Who are we?
Mission / Values
Reporters Without Borders (RSF) defends the right of every human being to have access to free and reliable information. This right is essential to know, understand, form an opinion and take action on vital issues in full awareness, both individually and collectively.
Our mission? Act for the freedom, pluralism and independence of journalism and defend those who embody these ideals.
Our mandate is in the spirit of Article 19 of the Universal Declaration of Human Rights, and of the major declarations and charters relating to journalistic ethics, notably the Munich Declaration of the Duties and Rights of Journalists.
RSF applies the following principles:
- Mutual respect and dialogue, non-discrimination, a collective work spirit, concern for professional and personal accomplishment, the right to alert, respect for the environment.
- Transparency of decision-making processes and accounts, refusal of corruption and conflicts of interest.
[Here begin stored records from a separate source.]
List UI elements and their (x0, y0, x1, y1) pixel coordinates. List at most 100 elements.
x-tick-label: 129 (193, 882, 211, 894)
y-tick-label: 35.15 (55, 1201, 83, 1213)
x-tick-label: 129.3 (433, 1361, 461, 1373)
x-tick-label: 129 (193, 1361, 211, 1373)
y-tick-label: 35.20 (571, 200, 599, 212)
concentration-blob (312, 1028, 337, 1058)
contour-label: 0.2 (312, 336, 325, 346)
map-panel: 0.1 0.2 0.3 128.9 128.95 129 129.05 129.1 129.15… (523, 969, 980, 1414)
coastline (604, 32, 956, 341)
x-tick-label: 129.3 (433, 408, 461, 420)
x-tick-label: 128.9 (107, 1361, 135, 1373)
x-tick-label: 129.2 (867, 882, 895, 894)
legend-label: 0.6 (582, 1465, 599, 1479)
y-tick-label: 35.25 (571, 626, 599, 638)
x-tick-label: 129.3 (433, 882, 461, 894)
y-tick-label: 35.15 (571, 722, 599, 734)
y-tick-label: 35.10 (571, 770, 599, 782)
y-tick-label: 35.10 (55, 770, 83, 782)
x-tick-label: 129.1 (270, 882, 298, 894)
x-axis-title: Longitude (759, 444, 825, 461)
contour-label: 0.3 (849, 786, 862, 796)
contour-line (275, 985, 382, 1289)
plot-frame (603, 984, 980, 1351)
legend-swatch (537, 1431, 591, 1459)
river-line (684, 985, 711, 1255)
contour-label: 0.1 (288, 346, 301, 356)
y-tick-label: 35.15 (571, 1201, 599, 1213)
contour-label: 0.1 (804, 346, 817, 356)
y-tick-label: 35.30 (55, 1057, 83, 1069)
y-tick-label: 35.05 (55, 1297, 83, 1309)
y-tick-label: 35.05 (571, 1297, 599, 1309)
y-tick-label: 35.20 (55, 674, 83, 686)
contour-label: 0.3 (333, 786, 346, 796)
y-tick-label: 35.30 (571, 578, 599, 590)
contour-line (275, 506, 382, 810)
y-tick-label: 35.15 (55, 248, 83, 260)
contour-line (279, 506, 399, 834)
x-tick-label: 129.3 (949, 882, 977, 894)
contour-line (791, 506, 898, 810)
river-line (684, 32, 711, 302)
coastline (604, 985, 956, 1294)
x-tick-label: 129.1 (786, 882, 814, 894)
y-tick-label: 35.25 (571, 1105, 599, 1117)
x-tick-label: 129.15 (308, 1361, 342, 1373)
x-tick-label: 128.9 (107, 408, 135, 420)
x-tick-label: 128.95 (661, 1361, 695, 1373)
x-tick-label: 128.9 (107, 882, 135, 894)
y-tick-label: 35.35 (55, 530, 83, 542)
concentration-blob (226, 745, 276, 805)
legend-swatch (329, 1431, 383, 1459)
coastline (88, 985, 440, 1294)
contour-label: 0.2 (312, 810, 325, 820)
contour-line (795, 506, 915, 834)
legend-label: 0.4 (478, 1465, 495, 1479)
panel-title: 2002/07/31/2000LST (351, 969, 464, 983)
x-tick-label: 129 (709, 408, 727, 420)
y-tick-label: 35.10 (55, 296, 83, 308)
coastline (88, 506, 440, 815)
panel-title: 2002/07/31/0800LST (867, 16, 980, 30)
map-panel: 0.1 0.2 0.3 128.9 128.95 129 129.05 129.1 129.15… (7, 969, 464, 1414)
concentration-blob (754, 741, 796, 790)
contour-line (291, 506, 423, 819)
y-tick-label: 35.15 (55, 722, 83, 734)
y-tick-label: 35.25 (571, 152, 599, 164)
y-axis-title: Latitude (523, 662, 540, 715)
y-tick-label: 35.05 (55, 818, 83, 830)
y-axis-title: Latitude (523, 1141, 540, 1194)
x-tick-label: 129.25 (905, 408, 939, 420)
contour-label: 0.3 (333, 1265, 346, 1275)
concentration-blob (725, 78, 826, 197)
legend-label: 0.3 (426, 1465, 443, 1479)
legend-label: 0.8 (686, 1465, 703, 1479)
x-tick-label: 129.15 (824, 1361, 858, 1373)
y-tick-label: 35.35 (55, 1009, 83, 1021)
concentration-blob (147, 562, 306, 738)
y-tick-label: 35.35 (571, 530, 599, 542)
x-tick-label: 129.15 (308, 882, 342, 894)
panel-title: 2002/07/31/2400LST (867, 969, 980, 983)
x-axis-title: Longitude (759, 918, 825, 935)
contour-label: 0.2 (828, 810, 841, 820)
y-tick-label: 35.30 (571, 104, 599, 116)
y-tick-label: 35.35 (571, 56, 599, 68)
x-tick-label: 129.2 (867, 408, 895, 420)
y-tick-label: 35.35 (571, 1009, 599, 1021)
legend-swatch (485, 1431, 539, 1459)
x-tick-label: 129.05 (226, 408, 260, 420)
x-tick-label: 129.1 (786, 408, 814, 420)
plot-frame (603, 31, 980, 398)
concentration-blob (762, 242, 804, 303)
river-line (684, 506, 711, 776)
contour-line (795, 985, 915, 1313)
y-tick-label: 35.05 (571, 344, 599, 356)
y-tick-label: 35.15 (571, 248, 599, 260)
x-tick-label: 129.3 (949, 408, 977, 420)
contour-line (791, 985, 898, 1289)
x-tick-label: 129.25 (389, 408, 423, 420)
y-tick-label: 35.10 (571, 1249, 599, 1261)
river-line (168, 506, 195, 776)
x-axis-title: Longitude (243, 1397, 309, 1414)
We define our strategic objectives completely independently, and do not accept any financial, skills or in-kind donations that could influence our strategic and operational choices.
Reporters Without Borders (RWB) is an international non-profit organisation governed by principles of democratic governance. We are neither a trade union nor a representative of media companies.
Founded in 1985 in Montpellier by four journalists, RSF is at the forefront of the defence and promotion of freedom of information. Recognised as a public interest organisation in France since 1995, RSF has consultative status with the United Nations, UNESCO, the Council of Europe and the International Organization of Francophonie (OIF).
- 134 correspondents around the world.
- 6 international sections (Germany, Austria, Spain, Finland, Sweden, Switzerland).
- 1 international headquarter (Paris).
- 7 offices (London, Brussels, Tunis, Washington DC, Rio de Janeiro, Dakar, Taipei).
Reporter Without Borders (RWB) works in all terrains, from the office of the UN Secretary General to the valleys of Afghanistan. Our work covers a range of activities: field interventions, advocacy, and major initiatives to change the course of international law.
Our action in key points:
- We inform about the press freedom situation throughout the world by communicating, every day and in 5 languages, on abuses committed against journalists and on all forms of censorship. Our annual World Press Freedom Index measures the state of press freedom in 180 countries.
- We support multiple initiatives to obtain the unblocking of censored websites, support online media, and provide guarantees for freedom of opinion and expression in the global space for information and communication.
- We call on citizens and leaders through direct action as part of our major mobilization campaigns.
- We call on governments, international organizations and decision-makers to denounce any attack on the freedom of information. We formulate legal recommendations to States, and act for the adoption of more protective standards.
- We insure journalists on missions in high-risk areas and lend helmets and bulletproof vests. We assist them with legal action when they are victims of abuse, and assist reporters forced to flee with asylum applications.
- We train journalists in their physical and digital safety and support local organizations defending freedom of information, in order to increase their influence and their intervention capacities.
During its existence, Reporters Without Borders (RSF) has distinguished itself on all fronts: helping to free or evacuate imprisoned journalists, unblocking censored sites... We are also behind many effective media events.
These successes have marked the history of RSF:
- The launch of campaigns with international repercussions, such as the call for a boycott of the Beijing Olympics in 2008.
- Sami al-Haj, Hervé Ghesquière, Stéphane Taponier and even Joff Wolf: these great names in journalism were released following the mobilization of RSF,
- Significant advances in international law, such as the partnership for Information and Democracy, which now has 43 signatory countries.
- Assistance to more than 12,000 journalists in the field over the past five years,
- Concrete protocols and indicators for credible and reliable information in a technological context where manipulative content proliferates.